Asap putih menyerbu kamar itu dari mana-mana, dari lubang-lubang tersembunyi, bahkan dari atas! Bi Lian menyambar selimut yang berada di atas kasur dan menggunakan selimut itu untuk diputar-putar mengusir asap yang mendekatinya. Akan tetapi karena lubang-lubang di kamar tahanan itu tidak terlalu banyak sedangkan asap yang masuk banyak sekali, maka asap yang diusir dengan putaran selimut itu hanya berpusing di dalam kamar itu saja dan akhirnya membalik lagi ke arah Bi Lian. Gadis itu menahan napas dan terus melawan sekuat tenaga. Ia melihat betapa suhengnya sudah terhuyung kemudian terkulai pingsan. Ia masih terus melawan sampai akhirnya iapun harus bernapas dan tersedotlah asap ke dalam paru-parunya. Ia mencium bau yang keras dan wangi, yang membuatnya terbatuk-batuk dan iapun terkulai lemas, pingsan.
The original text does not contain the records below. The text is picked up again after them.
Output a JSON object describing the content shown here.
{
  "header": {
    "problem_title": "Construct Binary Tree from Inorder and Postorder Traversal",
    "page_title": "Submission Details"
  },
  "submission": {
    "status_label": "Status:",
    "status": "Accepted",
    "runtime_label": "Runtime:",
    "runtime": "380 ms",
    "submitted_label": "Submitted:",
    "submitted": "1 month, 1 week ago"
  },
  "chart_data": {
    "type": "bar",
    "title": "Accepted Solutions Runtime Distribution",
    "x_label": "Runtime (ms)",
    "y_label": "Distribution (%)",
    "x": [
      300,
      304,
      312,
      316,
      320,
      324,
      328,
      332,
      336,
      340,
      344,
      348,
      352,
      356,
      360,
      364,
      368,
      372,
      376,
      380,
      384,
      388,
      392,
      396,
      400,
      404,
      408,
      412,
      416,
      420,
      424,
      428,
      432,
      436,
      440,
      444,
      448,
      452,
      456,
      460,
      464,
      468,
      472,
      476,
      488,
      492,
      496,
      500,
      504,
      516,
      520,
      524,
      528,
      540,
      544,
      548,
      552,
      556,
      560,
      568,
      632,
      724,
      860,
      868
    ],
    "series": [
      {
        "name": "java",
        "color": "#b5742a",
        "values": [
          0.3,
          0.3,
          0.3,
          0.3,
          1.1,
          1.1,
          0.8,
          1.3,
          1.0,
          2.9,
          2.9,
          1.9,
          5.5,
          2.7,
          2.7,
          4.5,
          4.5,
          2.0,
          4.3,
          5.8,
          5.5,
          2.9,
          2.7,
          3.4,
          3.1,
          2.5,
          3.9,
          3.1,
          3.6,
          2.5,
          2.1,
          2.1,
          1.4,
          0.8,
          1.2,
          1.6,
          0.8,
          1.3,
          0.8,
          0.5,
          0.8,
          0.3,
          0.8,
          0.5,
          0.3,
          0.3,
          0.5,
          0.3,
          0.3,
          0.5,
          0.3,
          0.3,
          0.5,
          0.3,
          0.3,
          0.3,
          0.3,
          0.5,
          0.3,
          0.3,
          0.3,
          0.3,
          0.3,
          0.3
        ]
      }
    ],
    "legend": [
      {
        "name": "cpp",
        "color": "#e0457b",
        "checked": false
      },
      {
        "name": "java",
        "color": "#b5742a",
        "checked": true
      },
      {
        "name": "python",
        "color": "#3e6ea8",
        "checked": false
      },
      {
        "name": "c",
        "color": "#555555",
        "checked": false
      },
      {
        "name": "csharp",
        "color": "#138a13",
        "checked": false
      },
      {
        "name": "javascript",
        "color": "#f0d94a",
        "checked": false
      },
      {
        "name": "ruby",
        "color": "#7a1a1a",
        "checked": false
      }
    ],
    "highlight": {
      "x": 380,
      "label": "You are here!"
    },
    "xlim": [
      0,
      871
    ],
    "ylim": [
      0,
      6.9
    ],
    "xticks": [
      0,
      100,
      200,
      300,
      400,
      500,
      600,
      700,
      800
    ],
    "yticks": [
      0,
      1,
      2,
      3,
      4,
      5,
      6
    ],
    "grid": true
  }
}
Kalau saja Hay Hay langsung berkunjung ke Ho-han-pang, tentu dia akan dapat bertemu dengan Siangkoan Bi Lian. Akan tetapi Hay Hay tidak mau langsung berkunjung. Mayang sudah ditawan orang-orang Ho-han-pang. Kalau dia datang berkunjung, sama saja artinya dengan menyerahkan diri karena mereka tentu akan mempergunakan Mayang sebagai sandera untuk membuat dia tidak berdaya dan dia tahu bahwa kalau mereka mengancam Mayang, tentu dia tidak berani menggunakan kekerasan. Tidak, dia tahu bahwa dia berhadapan dengan pihak lawan yang licik dan curang. Dia tidak boleh datang berkunjung begitu saja. Dia harus lebih dulu melakukan penyelidikan dan kalau mungkin, lebih dulu membebaskan Mayang sebelum bertindak lebih lanjut. Dia masih menduga-duga mengapa perkumpulan yang namanya begitu gagah, Ho-han-pang, perkumpulan orang-orang gagah, memusuhinya bahkan menawan Mayang.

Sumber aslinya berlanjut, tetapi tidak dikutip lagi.